We also fear that pride will come before a fall and that if we boast in doing good, we will get too arrogant and then stumble. That is possible, which is why you should always have a humble spirit and acknowledge that the victories are from the Lord. But Merton goes on to address this, “A false humility should not rob us of the pleasure of conquest which is due to us and necessary for spiritual life, especially in the beginning.”
True humility is being able to celebrate the victories in your life without attributing them to your own abilities and goodness. And his point about the importance of this in the beginning is key as well. If a sin is no longer a huge temptation for you, then it’s probably not worth celebrating week-in and week-out that you didn’t struggle with it that week. That is where arrogance and a feeling of self-mastery can creep in.
Psalm 37:4 says to “Delight yourself in the Lord and he will give you the desires of your heart.” If we delight ourselves in doing good and we find pleasure in running to the Lord, we will receive the desires of our heart. But do you see the catch there? If we find pleasure in the things of God, then the desires of our heart are the things of the Lord. This verse isn’t saying to delight ourselves in the Lord and then we’ll get the house and job and car we’ve always wanted. If we want the things of the Lord, he will give the things of the Lord to us.
In Alcoholics Anonymous they love to celebrate even small victories, because they know that reminders of the pleasures of sobriety help those who are struggling remember why they are fighting the temptations to take that next drink. This is a principle that we need more of in modern Christianity.
Even if you fell into temptation six out of the seven days of the last week, think about that one day that you didn’t give in to the pull and remind yourself how much better that day was. Thank the Lord for that day and ask Him to make today like that one.

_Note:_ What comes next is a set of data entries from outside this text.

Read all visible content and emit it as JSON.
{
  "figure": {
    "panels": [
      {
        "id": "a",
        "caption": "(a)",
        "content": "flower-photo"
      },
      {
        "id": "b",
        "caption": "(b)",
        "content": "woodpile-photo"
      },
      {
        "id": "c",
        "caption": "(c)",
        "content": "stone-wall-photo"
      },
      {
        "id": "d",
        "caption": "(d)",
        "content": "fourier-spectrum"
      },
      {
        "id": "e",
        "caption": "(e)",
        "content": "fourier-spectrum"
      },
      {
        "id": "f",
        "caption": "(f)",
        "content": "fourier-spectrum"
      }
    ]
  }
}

I say all of this as someone who is far from practicing these principles on a daily basis. I’m speaking to myself as much as I’m speaking to anyone. But I’ve always loved this chapter by Merton because it talks about something that I don’t see discussed enough in modern Christianity and I think it could really help people who are struggling with any kind of issue.
So remember to celebrate the victories God has won in your life this week, even if you feel they are few and far between.